No Brasil, as recentes iniciativas de recuperação de plásticos em regiões litorâneas para a linha Kayak têm inspirado a Natura para a aproximação com cooperativas e prefeituras municipais. Estas têm em comum a necessidade de dedicar alto orçamento à destinação dos resíduos, especialmente em época de temporada. Sem espaços adequados onde depositar o lixo no litoral, é preciso transportá-lo serra acima, fazendo com que a operação seja extremamente cara, desde o transporte para um local distante, até despesas com o uso de aterros.
A solução mais racional, portanto, é separar e, se possível, reciclar os resíduos localmente, o que pode ser feito em parceria com a iniciativa privada. No caso da Natura, esta é uma forma de a empresa exercer sua responsabilidade socioambiental, ao mesmo tempo em que auxilia a prefeitura a executar as políticas e obtém matéria-prima reciclada para suas embalagens por meio do fortalecimento de cooperativas de catadores. Esse processo de ganha-ganha-ganha é feito em parceria com a Wise Plásticos, que promove o acesso da Natura às fontes do material da forma mais adequada.
Também com o intuito de interligar cadeias de abastecimento de materiais reciclados, a Natura participa do Programa Recicleiros Cidades, do Instituto Recicleiros. O instituto busca municípios médios de 50 mil até 200 mil habitantes, que não têm coleta seletiva estruturada. A partir de uma assessoria prestada às prefeituras para qualificação desses territórios, conecta investimentos diversos, entre eles do setor empresarial, para tornar a ação pública mais eficiente. Enquanto o instituto ajuda a prefeitura a traçar as rotas logísticas, regulamentar e planejar a coleta seletiva por meio de política pública, a iniciativa privada estrutura o recebimento, processamento e a destinação correta desses materiais. Ao juntar as peças, as cidades passam a ter um modelo de excelência em coleta seletiva em alguns anos, com alto impacto social.

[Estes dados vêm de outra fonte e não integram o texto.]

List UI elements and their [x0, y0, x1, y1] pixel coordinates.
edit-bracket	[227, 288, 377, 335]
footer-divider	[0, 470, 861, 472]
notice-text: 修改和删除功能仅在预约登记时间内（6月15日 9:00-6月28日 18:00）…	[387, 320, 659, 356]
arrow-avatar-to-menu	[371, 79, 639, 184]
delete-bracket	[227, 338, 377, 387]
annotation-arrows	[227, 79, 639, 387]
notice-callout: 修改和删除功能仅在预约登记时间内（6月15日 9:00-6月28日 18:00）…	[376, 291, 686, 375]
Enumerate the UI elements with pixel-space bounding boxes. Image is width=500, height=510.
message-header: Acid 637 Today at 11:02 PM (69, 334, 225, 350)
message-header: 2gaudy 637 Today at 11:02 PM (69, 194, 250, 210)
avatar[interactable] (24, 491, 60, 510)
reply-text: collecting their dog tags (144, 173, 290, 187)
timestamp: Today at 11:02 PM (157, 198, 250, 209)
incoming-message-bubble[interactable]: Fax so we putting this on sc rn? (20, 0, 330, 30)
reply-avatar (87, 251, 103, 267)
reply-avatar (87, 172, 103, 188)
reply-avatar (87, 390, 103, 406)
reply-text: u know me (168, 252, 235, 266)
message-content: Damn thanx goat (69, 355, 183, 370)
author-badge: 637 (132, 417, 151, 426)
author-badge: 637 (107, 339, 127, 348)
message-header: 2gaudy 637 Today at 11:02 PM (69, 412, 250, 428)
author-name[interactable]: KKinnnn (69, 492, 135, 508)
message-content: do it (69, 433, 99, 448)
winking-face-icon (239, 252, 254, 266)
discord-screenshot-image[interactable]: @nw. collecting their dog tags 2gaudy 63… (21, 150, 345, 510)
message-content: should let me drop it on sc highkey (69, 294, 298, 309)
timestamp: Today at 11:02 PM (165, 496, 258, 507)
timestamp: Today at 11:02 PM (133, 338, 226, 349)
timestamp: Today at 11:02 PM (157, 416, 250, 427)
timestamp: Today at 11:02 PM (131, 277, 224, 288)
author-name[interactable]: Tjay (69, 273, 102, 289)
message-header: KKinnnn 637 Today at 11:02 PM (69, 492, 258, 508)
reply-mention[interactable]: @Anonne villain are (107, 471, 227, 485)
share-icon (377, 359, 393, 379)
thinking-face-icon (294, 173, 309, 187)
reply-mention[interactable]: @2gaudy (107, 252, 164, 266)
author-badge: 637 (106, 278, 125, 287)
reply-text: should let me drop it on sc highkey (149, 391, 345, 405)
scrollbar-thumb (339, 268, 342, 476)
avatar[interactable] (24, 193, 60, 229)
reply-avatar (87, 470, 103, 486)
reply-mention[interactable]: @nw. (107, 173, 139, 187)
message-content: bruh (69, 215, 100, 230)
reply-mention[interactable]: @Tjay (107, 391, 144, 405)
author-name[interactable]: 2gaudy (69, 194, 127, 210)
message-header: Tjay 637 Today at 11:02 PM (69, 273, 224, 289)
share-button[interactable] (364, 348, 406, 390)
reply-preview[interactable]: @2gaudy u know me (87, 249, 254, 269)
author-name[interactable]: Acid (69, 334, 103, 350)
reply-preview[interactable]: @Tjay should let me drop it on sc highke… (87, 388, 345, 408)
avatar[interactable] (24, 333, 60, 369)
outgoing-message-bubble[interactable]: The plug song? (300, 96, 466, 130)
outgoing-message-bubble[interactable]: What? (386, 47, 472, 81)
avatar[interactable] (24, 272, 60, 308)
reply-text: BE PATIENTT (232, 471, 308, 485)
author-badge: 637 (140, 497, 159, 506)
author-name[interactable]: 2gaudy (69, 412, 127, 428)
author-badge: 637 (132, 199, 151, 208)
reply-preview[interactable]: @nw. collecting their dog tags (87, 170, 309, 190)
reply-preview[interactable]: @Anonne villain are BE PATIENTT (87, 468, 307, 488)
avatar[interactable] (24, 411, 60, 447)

Está claro que as empresas não podem esperar as políticas públicas para começar a agir, ao mesmo tempo em que o setor público tem um papel fundamental no desenho e na efetividade de políticas, o que pode ser turbinado pela participação da sociedade civil organizada.
O case Kaiak
Quando a Natura se aproximou da Wise Plásticos, o primeiro objetivo era superar uma barreira: o uso de material reciclado por uma empresa cosmética. Havia uma questão técnica, a de que a resina fosse aceita dentro dos padrões de qualidade do produto cosmético. Depois, a Natura trouxe a ideia de criar uma conexão entre a marca Kaiak, fortemente identificada com a água e o mar, com a temática dos plásticos nos oceanos.
A partir disso, teve início o desenvolvimento conjunto com a Wise de uma cadeia de fornecimento que atendesse ao conceito do Ocean Bound Plastic (OBP), ou seja, trabalhar com fornecedores localizados em uma faixa de até 50 Km da praia, na qual o lixo plástico tem alta probabilidade de atingir o mar. Outro ponto de atenção da Natura é a região Amazônica, como as cidades de Manaus e Belém, onde fica evidente o ponto de conexão entre a poluição dos rios e a dos oceanos.
Hoje, pelo menos 50% do plástico utilizado nas embalagens do Kaiak Oceano é produzido com resíduo coletado em cidades do litoral brasileiro da região Sudeste. Funciona assim: as cooperativas de cidades litorâneas recolhem os resíduos plásticos, impedindo que cheguem até os oceanos, e os enviam para a Wise. O material pós-consumo é, então, transformado em matéria-prima para a composição do “ombro” e outras partes da embalagem. A empresa pretende utilizar, por meio desse processo, mais de 200 toneladas de plástico reciclado na produção anual dos frascos.
Além disso, a Natura optou por selar os cartuchos de Kaiak Oceano sem filme plástico descartável e anunciou que futuramente todas as embalagens da linha Kaiak virão sem filme, passando a contar com tampa de plástico reciclado. A meta é garantir que 100% das embalagens plásticas possam ser reutilizadas, recicladas ou compostadas com facilidade e segurança até 2030.
Qualificação da cadeia
Há, ainda, um diferencial, que é a qualidade da cadeia de fornecimento de materiais recicláveis. A preocupação da Natura é que as cadeias sejam rastreáveis e responsáveis, assim como a empresa faz com as matérias-primas da biodiversidade utilizadas nos cosméticos. A Natura não compra, por exemplo, qualquer açaí de qualquer fornecedor, é preciso avaliar as condições de trabalho e renda, profissionalização e formalização envolvidas no processo, ainda que os custos da matéria-prima sejam eventualmente impactados.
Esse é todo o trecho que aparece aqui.